`local_clustering` versus `extended_clustering` on directed graphs

On graph-tool version 2.98extended_clustering of degree 1 does not match local_clustering for a directed graph even when specifying undirected=True. Is this expected or a bug?

import graph_tool.all as gt
import numpy as np

graph = gt.collection.data["football"]  # Undirected graph
lc = gt.local_clustering(graph, undirected=True)
ec = gt.extended_clustering(graph, undirected=True)
np.allclose(lc.a, ec[0].a)  # This is True

graph = gt.collection.data["celegansneural"]  # Directed graph
lc = gt.local_clustering(graph, undirected=True)
ec = gt.extended_clustering(graph, undirected=True)
np.allclose(lc.a, ec[0].a)  # This is False

Hi Leo. I can take a look at this in the next few days if @tiago doesn’t beat me to it. I wonder if it could have to do with how multiple edges get handled in either case.

I actually did one other quick check and can add that for the ‘celegans’ network the local clustering doesn’t change whether we pick undirected to be True or False.

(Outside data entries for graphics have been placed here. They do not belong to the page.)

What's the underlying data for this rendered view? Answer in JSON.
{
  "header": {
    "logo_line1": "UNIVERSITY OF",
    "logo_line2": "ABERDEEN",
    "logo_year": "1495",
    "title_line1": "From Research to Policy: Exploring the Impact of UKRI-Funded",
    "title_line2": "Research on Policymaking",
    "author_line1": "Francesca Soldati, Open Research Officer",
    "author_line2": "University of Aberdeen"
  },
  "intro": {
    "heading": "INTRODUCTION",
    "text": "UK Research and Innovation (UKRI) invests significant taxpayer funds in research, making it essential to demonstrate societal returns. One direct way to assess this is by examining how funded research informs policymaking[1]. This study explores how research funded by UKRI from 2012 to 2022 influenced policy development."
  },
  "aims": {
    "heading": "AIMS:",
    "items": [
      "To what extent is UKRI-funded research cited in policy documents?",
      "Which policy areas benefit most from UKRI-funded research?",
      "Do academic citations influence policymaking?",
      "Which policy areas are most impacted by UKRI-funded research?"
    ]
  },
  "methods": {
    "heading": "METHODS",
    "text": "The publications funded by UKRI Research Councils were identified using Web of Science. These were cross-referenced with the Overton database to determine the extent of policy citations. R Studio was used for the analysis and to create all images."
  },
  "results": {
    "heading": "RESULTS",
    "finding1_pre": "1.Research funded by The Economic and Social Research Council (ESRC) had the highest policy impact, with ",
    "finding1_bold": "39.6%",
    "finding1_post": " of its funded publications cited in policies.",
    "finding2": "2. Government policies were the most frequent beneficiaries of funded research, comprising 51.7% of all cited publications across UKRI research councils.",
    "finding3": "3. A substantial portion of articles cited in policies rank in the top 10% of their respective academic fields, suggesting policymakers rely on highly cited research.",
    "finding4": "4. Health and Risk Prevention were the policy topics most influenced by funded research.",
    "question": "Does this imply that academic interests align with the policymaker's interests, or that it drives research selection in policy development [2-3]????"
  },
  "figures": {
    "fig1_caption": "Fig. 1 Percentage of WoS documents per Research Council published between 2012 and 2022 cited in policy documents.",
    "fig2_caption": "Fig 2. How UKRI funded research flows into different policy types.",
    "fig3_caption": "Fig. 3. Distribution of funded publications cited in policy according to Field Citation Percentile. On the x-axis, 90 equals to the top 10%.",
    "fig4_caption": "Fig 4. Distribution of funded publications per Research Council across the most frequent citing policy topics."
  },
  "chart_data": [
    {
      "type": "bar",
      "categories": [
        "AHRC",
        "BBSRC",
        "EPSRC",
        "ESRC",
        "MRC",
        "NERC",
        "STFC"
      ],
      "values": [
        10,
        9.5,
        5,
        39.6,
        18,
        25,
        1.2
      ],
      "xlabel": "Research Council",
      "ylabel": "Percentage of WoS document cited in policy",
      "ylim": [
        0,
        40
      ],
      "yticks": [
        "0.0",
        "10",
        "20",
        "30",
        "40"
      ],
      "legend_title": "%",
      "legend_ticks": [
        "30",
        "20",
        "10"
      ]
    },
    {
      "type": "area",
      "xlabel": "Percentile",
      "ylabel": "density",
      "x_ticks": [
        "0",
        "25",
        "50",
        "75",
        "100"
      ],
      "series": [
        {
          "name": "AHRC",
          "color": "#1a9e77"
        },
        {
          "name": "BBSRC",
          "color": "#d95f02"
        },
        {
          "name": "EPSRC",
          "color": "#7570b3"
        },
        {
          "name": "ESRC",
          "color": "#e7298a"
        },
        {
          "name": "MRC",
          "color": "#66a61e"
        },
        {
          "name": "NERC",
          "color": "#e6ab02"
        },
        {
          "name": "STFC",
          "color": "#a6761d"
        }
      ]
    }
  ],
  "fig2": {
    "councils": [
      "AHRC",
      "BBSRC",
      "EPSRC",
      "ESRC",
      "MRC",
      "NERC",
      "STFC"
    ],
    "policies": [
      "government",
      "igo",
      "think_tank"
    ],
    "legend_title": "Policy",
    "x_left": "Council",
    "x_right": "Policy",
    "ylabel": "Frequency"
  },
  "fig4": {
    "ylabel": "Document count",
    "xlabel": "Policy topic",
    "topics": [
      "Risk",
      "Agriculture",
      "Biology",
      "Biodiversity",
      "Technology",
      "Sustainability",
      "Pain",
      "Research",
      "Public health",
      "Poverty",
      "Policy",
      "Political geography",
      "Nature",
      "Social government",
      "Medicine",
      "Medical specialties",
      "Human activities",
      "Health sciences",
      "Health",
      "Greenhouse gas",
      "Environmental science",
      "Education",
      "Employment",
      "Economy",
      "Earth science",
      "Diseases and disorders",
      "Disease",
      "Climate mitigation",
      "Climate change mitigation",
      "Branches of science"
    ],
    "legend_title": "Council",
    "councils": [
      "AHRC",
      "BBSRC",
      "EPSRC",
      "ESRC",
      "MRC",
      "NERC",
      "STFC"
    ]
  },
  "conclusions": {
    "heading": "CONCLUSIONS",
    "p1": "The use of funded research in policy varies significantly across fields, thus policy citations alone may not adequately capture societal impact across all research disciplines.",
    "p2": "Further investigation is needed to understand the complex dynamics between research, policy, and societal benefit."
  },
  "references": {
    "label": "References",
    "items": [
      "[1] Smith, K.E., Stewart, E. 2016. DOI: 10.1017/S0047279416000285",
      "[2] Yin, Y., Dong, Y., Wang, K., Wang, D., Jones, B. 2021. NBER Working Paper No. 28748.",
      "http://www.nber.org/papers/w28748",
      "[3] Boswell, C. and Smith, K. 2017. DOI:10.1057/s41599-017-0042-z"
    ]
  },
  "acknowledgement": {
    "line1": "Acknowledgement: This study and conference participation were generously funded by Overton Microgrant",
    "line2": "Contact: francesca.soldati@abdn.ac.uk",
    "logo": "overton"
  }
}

My “quick check” was in fact too quick, I just didn’t notice that local_clustering defaults undirected=True, so setting undirected=False does yield different results.

I believe the difference you’re seeing is mostly related to how multigraphs are handled by the local_clustering algorithm.

The implementation corresponds to what is described for weighted graphs in the documentation, and if no weights are passed it uses unitary weights. As this formulation considers the graph to be a real valued adjacency matrix, the case of multiple edges is not well defined.

That said, it is true that the current behavior is not very intuitive, such that a triangle with multiple edges yields a coefficient lower than unity:

In [21]: import graph_tool.all as gt
    ...: g = gt.Graph(directed=False)
    ...: g.add_edge_list(
    ...:     [
    ...:         (0, 1),
    ...:         (0, 1),
    ...:         (1, 2),
    ...:         (1, 2),
    ...:         (2, 0),
    ...:         (2, 0),
    ...:     ]
    ...: )
    ...: lcc = gt.local_clustering(g)
    ...: print(lcc.a)
[0.66666667 0.66666667 0.66666667]

I guess the function could either emit a warning or raise an error if passed a multigraph, or project it onto a simple graph before calculating the coefficient. One would perhaps prefer to coalesce the multiple edges as a weight, but the formulation excludes weights outside [0, 1] so there would be a choice of normalization involved (of which a simple projection would be a special case).

But maybe @tiago has a better idea. I could find some more time to help out, so let me know if it’s worth creating an issue or later a PR. Cheers!